Throughout the 2019-20 academic year, the CRC continued its representation of a group of corrections experts as amici curiae in federal appeals throughout the country. Student attorney Taylor Volkman filed briefs in the United States Supreme Court and the Seventh, Eighth, and D.C. Circuit Courts of Appeals. While most of the briefs focused on presenting the courts with evidence that the use of solitary confinement makes prisons more dangerous and its elimination improves safety, the CRC, on behalf of its amici clients, also began filing briefs in support of challenges to corrections systems’ response to the  COVID-19 pandemic. That work continues this semester through the efforts of student attorneys Katie Heideman, Hunter Ross, and Zoë Williams. 
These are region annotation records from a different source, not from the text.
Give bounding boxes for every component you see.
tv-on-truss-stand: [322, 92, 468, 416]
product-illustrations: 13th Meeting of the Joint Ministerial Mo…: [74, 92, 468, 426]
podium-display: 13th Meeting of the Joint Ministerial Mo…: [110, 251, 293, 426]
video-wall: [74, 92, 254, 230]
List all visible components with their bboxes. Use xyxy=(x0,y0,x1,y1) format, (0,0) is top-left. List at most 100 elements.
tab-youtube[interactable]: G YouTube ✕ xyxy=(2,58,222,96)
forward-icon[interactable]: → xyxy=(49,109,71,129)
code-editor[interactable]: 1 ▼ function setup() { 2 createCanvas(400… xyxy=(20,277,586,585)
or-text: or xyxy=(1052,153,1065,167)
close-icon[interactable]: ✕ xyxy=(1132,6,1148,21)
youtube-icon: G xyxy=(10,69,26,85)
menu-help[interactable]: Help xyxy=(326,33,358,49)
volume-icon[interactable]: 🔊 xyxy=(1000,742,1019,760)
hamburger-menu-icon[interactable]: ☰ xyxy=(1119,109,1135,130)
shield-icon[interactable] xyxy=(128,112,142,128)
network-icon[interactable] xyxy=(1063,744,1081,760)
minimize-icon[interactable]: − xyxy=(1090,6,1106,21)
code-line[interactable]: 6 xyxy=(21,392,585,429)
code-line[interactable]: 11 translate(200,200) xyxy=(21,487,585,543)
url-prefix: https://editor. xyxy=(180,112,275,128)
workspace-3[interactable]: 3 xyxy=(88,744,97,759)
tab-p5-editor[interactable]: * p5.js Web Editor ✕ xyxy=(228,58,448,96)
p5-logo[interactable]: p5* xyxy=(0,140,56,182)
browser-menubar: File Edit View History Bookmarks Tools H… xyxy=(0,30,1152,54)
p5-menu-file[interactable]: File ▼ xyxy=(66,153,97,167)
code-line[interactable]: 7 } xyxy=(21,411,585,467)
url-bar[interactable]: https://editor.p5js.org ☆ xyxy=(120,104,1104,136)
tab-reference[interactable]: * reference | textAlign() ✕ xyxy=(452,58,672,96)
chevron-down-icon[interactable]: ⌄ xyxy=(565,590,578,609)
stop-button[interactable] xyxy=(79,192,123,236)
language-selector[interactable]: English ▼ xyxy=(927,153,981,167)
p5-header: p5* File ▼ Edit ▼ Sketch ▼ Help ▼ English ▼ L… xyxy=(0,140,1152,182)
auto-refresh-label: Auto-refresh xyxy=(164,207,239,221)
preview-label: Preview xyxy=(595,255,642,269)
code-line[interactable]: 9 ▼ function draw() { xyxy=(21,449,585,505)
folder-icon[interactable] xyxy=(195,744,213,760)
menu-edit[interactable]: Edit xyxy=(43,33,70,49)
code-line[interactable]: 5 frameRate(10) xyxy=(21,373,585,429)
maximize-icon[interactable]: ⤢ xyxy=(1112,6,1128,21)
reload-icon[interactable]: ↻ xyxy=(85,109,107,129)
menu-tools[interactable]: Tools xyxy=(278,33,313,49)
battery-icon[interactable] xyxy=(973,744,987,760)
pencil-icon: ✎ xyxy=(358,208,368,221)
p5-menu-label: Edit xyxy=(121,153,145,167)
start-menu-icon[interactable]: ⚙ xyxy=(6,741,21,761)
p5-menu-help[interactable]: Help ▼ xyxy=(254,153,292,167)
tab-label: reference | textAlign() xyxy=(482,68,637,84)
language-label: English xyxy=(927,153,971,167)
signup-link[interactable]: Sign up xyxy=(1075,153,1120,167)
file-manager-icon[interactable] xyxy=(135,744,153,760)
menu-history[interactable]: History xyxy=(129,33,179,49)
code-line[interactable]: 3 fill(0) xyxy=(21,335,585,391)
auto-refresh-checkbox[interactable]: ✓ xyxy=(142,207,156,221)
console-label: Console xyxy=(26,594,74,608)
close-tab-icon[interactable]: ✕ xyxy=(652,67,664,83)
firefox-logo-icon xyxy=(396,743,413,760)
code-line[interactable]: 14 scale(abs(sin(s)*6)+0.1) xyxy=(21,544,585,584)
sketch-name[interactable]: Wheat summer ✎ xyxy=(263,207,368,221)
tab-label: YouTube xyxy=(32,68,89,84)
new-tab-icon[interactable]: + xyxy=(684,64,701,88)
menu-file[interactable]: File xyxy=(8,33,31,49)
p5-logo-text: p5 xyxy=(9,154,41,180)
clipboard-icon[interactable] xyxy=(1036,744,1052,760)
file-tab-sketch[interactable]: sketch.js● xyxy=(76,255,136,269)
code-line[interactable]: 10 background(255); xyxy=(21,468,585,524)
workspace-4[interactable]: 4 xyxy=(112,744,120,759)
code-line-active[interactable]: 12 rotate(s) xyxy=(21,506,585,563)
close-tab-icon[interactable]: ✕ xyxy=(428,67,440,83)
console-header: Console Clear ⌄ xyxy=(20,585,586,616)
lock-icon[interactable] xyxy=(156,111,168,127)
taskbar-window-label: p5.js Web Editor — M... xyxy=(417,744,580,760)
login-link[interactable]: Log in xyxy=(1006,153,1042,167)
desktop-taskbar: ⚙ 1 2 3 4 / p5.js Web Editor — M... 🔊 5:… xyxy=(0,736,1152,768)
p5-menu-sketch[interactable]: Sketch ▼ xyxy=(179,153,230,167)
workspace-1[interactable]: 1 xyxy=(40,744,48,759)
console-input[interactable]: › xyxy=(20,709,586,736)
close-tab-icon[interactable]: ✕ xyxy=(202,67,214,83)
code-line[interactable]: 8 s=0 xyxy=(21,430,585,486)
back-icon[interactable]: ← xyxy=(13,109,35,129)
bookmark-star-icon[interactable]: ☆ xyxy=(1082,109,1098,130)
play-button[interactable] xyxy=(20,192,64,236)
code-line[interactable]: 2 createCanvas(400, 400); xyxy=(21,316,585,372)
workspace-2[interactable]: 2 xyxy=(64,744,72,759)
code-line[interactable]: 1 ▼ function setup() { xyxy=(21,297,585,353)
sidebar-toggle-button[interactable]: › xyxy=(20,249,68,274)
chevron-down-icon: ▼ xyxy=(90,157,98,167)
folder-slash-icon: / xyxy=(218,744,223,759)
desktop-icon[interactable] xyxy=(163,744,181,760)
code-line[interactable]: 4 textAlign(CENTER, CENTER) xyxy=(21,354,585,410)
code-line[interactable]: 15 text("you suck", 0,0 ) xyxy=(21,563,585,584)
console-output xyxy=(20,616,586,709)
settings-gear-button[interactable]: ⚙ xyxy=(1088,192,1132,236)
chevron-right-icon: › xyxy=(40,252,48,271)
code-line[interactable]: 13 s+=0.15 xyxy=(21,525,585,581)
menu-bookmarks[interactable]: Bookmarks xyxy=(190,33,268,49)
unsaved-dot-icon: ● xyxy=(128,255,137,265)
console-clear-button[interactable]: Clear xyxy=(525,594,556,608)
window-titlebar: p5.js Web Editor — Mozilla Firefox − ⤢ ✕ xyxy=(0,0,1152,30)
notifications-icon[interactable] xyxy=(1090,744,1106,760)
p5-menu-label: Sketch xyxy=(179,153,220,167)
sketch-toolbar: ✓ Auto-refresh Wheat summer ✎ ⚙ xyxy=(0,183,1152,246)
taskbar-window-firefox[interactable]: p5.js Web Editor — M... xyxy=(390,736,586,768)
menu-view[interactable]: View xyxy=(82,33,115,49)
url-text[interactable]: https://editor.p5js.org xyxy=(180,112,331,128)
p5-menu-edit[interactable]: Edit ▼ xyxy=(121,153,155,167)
Finally, in May 2020, the CRC joined a coalition of local civil rights firms and the American Civil Liberties Union of Colorado to co-counsel Winston v. Polis, a putative class action suit seeking to protect medically-vulnerable people who are incarcerated in Colorado’s prison system and are severely at risk because of the COVID-19 pandemic. The suit seeks to compel Colorado’s governor and the Executive Director of the Colorado Department of Corrections to take steps to meaningfully reduce Colorado’s prison population to protect the putative class from the harms attendant to COVID-19. Student attorneys Aaron Baker, Julieanne Buchanan, and Kelsey Martin joined the litigation team in August and are working on an Amended Complaint.


Faculty Highlights

Visiting Assistant Professor Nicole Godfrey


Presenter, “Creating Cautionary Tales: Institutional, Judicial, and Societal Indifference to the Lives of Incarcerated Individuals, Work-in-Progress,” Clinical Law Review Writer’s Workshop, New York University School of Law, Zoom Conference (October 3, 2020).

Presenter, “The Rights of Transgender Prisoners in the Colorado Department of Corrections,” 2020 Colorado Public Defender Conference, Denver, Colorado (September 15, 2020).

Presenter, “Creating Cautionary Tales: Institutional, Judicial, and Societal Indifference to the Lives of Incarcerated People, Work-in-Progress,” University of Denver Summer Scholarship Series, Denver, Colorado (July 30, 2020).

Panelist, “Overview of Civil Rights Claims Arising in Jails, Prisons, and Detention Centers,” Representing Incarcerated Plaintiffs During the COVID-19 Pandemic, Colorado Bar Association CLE, Denver, Colorado (June 18, 2020).

Co-presenter, “Litigating Claims Against Federal Prison and Detention Officials,” Colorado Trial Lawyers Association, Denver, Colorado (January 17, 2020).